Human Resource Management Analytics

Author

Robert W. Walker

Published

March 19, 2026

HR applications are in order for the day.

A writeup

Link is here

The class plan:

  1. Some Finance and Accounting topics
  2. HR Analytics

On Causality

Causation is at the heart of the highest order human reasoning. Doing so with data is an objective if not an end result of modern fascination with machine learning. Yet, these are age old philosophical questions and modern work at the intersection of data and causation is perhaps best exemplified in the work of Judea Pearl. His most recent work, The Book of Why, details a lifetime of investigating causes and causal models at the intersection of computing, philosophy, and statistics. Though wide ranging, his podcast with Lex Fridman is worth listening to. The excerpt on correlation and causation is very useful.

He develops a ladder of causation. This is quite well explained in this two page primer.

  1. Associational

  2. Interventional

  3. Counterfactual

We want to understand precisely how these various levels influence what we learn from data and deploy data to accomplish.

Judea Pearl’s website

The book on statistics and causal inference

A lecture on the Book of Why

Sections 2.1 to 2.10 of the Causal Mixtape are a very succinct read.

Illustrating an Hypothesis Test with the Normal

Let’s take the example of Berkeley.

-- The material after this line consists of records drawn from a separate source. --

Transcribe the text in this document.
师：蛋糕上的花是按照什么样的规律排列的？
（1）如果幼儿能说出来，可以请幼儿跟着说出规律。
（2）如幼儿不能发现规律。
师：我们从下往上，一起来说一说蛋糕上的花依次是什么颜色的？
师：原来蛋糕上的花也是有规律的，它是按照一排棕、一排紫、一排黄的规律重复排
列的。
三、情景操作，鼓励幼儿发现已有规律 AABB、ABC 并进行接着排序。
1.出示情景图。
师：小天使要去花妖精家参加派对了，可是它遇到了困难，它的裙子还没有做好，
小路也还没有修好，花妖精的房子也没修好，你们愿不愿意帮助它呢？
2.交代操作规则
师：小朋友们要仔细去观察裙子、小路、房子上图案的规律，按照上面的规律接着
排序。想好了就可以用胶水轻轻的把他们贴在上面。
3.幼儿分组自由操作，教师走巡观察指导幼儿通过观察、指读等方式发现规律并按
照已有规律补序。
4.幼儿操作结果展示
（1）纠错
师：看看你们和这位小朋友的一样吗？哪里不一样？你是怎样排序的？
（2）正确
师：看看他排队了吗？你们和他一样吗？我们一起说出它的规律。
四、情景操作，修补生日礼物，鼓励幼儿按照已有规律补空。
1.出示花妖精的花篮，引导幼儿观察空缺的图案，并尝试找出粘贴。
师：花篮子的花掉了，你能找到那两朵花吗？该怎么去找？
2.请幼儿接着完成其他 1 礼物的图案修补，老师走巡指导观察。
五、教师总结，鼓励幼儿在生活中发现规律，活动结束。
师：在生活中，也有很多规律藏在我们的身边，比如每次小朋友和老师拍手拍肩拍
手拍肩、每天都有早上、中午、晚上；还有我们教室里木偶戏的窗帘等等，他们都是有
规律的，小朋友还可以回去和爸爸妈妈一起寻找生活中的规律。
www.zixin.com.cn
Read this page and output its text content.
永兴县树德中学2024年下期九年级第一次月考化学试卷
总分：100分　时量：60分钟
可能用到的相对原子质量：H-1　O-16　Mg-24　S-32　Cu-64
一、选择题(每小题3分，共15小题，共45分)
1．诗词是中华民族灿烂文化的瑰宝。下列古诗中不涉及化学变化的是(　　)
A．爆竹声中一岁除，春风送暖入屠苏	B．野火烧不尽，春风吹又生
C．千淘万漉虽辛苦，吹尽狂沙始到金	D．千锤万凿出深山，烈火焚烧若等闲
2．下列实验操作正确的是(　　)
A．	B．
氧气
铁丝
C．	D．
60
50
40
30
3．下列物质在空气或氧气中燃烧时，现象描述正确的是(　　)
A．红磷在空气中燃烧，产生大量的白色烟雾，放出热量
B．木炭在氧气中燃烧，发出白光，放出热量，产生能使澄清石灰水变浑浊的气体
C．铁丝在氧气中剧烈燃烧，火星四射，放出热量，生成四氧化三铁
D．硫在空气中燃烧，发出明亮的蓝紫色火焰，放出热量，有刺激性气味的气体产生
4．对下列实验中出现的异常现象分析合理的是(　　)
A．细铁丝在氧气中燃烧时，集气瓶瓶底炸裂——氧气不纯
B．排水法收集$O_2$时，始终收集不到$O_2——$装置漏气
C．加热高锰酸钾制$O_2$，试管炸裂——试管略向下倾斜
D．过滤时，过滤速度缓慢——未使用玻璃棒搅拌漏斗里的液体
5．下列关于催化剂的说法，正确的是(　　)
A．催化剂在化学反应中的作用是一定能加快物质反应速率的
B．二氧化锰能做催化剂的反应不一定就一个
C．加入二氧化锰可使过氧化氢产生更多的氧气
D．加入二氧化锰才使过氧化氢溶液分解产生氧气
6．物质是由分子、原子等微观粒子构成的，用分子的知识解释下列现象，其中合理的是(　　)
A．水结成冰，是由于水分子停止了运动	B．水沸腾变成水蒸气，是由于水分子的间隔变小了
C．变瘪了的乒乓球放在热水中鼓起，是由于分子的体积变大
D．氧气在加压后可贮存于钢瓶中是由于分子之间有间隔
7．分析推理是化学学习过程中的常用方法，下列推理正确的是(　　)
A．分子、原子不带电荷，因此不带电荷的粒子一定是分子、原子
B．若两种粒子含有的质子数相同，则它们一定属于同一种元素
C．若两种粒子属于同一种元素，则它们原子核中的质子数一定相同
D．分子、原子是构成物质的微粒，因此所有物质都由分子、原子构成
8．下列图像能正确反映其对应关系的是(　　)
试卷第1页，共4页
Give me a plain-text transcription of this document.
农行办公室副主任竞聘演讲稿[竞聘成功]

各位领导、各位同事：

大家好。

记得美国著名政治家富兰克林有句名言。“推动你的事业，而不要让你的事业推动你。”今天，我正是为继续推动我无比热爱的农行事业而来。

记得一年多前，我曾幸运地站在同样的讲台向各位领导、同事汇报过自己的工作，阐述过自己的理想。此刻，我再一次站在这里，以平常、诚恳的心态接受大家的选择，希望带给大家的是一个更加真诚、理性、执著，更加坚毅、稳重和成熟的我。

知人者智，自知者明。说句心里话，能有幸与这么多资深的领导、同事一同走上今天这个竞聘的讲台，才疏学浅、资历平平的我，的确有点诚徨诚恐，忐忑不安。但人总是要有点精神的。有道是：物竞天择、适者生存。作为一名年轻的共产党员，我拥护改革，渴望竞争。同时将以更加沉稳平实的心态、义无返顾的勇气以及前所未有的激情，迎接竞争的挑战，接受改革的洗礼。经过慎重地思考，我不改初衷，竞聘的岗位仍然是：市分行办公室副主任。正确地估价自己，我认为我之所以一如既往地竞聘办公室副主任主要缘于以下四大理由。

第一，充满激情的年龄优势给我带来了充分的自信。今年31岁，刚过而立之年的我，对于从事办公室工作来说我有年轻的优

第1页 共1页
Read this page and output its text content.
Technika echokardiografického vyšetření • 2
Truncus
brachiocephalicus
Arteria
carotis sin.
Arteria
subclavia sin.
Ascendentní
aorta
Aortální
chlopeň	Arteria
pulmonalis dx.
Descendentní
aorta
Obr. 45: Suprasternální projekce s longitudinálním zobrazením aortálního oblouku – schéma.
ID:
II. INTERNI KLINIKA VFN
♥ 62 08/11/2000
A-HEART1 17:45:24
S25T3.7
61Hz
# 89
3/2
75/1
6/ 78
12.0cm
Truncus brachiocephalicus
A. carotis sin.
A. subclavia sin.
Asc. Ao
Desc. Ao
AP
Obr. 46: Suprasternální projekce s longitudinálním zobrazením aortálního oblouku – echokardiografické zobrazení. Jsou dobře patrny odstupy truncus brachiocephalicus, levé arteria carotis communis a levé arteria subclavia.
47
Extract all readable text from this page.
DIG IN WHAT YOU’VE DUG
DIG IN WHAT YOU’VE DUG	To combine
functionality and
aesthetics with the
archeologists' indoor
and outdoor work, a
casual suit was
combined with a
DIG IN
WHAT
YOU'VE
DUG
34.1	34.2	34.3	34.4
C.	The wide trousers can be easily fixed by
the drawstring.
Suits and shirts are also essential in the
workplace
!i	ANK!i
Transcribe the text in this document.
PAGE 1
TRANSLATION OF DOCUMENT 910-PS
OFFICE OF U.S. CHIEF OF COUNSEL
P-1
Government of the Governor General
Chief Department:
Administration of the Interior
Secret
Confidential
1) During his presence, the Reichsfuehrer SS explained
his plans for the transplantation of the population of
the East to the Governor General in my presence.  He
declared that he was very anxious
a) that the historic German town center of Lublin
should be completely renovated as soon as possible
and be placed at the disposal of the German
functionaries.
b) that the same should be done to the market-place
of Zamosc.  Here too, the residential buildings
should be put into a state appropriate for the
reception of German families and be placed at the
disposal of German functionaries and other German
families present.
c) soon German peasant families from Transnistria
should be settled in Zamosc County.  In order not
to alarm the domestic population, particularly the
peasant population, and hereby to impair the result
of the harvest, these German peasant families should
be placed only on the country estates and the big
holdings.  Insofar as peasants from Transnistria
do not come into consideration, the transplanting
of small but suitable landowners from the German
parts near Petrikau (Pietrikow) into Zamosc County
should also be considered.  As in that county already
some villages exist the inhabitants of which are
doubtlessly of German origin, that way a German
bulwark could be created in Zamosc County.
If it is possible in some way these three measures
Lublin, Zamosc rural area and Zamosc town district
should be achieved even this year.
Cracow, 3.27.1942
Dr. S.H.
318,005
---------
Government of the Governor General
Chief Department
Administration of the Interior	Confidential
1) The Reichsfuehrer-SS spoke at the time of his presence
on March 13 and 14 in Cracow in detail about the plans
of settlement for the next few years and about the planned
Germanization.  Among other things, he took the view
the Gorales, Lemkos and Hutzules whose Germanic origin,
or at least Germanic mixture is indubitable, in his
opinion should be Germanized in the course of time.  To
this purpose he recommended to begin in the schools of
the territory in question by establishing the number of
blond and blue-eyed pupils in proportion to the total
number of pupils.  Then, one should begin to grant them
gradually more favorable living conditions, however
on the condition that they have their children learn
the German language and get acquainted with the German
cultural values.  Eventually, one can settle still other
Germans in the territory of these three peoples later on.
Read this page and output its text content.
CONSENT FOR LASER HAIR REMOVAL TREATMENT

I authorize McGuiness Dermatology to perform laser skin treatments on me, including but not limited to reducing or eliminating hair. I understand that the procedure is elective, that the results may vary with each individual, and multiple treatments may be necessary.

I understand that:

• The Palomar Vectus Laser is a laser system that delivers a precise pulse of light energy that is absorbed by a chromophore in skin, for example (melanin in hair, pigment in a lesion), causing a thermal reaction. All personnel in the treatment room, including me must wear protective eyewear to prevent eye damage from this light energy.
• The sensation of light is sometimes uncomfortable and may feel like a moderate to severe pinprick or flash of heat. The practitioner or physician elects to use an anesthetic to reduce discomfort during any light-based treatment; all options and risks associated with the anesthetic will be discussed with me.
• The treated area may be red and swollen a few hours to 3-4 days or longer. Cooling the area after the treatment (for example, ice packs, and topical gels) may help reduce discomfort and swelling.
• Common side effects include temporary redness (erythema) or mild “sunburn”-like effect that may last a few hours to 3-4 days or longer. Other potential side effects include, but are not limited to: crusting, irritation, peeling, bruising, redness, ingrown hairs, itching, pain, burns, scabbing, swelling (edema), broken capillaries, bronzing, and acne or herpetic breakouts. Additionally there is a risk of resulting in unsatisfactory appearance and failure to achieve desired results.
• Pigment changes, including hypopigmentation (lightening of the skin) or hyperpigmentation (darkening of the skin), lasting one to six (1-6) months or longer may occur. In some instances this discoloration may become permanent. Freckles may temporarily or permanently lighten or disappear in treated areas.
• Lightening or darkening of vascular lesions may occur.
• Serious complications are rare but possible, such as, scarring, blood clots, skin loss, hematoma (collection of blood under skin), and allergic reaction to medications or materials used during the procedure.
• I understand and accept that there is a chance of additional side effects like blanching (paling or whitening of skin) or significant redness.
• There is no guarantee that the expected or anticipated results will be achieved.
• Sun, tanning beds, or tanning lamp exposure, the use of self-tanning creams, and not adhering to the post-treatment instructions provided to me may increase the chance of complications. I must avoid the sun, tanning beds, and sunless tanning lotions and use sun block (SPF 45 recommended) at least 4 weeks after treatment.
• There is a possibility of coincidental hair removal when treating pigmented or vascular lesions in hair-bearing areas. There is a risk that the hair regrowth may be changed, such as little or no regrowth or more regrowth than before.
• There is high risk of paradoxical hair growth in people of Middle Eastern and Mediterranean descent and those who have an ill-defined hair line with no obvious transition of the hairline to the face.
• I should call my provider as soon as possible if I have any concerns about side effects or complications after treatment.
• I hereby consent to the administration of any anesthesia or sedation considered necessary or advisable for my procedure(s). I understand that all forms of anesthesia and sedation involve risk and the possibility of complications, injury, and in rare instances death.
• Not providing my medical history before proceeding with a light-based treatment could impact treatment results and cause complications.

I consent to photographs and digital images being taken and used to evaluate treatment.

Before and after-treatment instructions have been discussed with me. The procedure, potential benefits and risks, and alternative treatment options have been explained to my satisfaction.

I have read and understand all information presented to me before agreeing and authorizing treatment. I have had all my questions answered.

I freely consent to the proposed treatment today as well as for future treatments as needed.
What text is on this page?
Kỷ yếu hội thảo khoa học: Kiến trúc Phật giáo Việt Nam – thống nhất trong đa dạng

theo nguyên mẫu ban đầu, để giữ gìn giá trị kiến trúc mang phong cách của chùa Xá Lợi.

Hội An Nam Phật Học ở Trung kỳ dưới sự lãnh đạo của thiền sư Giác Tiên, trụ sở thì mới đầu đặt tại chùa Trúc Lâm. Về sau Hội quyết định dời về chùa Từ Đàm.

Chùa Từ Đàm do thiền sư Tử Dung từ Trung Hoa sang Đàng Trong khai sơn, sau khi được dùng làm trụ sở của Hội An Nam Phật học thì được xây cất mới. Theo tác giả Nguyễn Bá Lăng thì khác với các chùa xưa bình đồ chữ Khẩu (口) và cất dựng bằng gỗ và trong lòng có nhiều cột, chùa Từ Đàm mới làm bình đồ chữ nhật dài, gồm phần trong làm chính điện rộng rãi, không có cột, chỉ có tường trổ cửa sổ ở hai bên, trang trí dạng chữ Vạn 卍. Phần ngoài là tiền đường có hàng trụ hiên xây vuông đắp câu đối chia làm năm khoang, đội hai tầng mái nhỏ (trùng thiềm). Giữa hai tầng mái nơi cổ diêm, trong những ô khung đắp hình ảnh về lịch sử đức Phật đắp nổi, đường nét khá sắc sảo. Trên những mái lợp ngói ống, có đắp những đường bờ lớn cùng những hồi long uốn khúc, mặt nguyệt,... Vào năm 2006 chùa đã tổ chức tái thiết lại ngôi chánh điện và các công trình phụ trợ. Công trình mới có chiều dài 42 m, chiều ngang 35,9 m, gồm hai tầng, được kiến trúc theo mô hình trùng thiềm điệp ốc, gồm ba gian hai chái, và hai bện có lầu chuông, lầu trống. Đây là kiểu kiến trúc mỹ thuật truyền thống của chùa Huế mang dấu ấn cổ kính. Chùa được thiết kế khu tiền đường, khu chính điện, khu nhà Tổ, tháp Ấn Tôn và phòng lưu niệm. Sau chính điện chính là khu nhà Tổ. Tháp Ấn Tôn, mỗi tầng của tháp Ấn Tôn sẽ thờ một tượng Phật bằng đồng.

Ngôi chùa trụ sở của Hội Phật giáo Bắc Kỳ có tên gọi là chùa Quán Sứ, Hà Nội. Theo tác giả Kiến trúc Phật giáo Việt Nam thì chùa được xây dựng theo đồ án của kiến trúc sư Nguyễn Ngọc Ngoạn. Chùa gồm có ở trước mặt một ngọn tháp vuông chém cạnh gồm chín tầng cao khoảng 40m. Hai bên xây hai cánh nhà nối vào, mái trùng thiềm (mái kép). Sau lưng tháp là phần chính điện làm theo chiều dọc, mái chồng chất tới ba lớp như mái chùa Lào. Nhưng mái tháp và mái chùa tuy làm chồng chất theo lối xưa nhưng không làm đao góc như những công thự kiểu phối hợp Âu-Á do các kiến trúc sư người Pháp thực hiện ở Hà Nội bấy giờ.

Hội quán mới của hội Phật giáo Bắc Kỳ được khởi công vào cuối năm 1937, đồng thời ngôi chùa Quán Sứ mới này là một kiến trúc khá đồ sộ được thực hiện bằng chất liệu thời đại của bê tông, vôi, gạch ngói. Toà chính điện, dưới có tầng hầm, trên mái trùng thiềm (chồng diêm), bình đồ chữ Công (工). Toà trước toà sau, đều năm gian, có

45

Let’s test the hypothesis that \(\pi=0.5\) first and let’s examine it with 99% confidence.

I will use the class tool to find that percentage.

Image

Image

Anything within 2.576 standard deviations above or below the mean is possible with 99% confidence.

The standard error in this case is

\[\sqrt{\frac{\pi(1-\pi)}{n}}\]

This gives us \(0.5 \pm z*\) 0.0074321.

Or \(0.5 \pm 0.019\).

Anything between 0.481 and 0.519 could be observed if 0.5 is true.

A Single Tail

Let’s take the example of Berkeley. Let’s test the hypothesis that \(\pi \leq 0.5\) against the alternative that it is bigger and let’s examine it with 99% confidence.

I will use the class tool to find that percentage.

Image

Image

Anything within 2.236 standard deviations above the mean is possible with 99% confidence.

The standard error in this case is

\[\sqrt{\frac{\pi(1-\pi)}{n}}\]

This gives us \(0.5 - z*\) 0.0074321.

Or \(0.5 + 2.236*0.019\).

Anything below 0.5166 could be observed if 0.5 or less is true.